Глаза у моего брата дикие. Я вижу в них огонь и несвойственную ему решительность. Что происходит? Почему он так говорит, почему кричит, и почему Рита еще не пришла мне на помощь? Я стою, будто парализованная, слышу тяжело сопение Саши, чувствую его горячее дыхание, и не могу даже пошевелиться! Даже рот открыть! Борюсь с собой. Крепко зажмуриваю глаза и отсчитываю до десяти. Паника должна разжать свой кулак, должна отпустить меня и позволить выбраться на свободу. Давай же. Давай! Успокойся! Возьми под контроль свое тело, свои мысли! Распахиваю глаза и вдруг к своему ужасу встречаюсь взглядом с дикими глазами Видалины. Они у нее красные. Алые. Женщина вскидывает передо мной руку с миниатюрным ножиком, верещит:
– Жечь их всех! – и проносится лезвием по моей шее.
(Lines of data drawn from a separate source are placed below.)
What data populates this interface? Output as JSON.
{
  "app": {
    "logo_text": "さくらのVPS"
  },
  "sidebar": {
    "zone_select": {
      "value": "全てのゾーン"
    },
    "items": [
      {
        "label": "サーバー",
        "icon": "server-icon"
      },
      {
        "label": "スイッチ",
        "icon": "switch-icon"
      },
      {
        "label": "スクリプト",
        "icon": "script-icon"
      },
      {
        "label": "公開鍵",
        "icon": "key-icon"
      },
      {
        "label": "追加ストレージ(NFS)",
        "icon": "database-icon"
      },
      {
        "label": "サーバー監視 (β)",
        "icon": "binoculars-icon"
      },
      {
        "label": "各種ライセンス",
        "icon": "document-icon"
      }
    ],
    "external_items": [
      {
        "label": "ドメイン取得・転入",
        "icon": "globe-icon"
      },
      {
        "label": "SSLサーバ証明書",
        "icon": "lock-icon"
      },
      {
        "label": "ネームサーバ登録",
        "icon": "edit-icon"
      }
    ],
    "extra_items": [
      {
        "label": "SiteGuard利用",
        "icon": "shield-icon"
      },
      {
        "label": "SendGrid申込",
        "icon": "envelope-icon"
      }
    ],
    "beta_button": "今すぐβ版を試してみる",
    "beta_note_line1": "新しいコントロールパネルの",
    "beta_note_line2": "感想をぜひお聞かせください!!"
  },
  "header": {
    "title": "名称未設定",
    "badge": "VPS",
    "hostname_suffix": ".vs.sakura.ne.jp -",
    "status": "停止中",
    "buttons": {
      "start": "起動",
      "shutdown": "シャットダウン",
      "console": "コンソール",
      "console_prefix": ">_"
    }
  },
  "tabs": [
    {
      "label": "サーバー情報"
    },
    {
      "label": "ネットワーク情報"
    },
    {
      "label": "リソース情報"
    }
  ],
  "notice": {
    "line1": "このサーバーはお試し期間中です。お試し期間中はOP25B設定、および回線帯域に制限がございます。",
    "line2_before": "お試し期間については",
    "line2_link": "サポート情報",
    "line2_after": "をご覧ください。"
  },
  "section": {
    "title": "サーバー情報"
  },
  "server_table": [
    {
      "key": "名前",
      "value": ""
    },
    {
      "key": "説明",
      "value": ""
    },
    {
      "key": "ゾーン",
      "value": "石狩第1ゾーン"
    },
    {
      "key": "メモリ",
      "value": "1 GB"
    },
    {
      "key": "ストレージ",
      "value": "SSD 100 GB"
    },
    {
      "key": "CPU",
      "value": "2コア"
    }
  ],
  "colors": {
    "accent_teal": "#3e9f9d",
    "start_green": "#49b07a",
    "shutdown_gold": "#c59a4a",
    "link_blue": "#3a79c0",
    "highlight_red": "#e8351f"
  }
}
Я подрываюсь в кровати с диким криком. Хватаюсь пальцами за горло и слышу грохот: папин блокнот валится с моих колен на пол.
– О, - только и тяну я. Растеряно заправляю за уши волосы и замираю: сердце стучит, будто сумасшедшее. Смотрю перед собой на широкое окно и едва ли сдерживаюсь от слез. Не знаю, почему. Мне просто вдруг становится жутко страшно. Втянув в легкие как можно больше воздуха, встаю с постели и стягиваю с плеч толстовку. Майка прилипла к коже. Кажется, я вспотела так сильно, словно, действительно, столкнулась лицом к лицу со своей психически неуравновешенной крестной. Выхожу из комнаты, плетусь по коридору и чувствую, как дрожат колени. Ненавижу сны, ненавижу отвратительно ощущение после них! Просыпаешься, понимаешь, что кошмар позади, что все закончилось, и все равно не можешь утихомирить в груди пульсирующий страх. В эти моменты я обычно чувствую себя слегка двинутой, ведь знаю - все в порядке, а внутри, так или иначе, испытываю изнуряющую дрожь.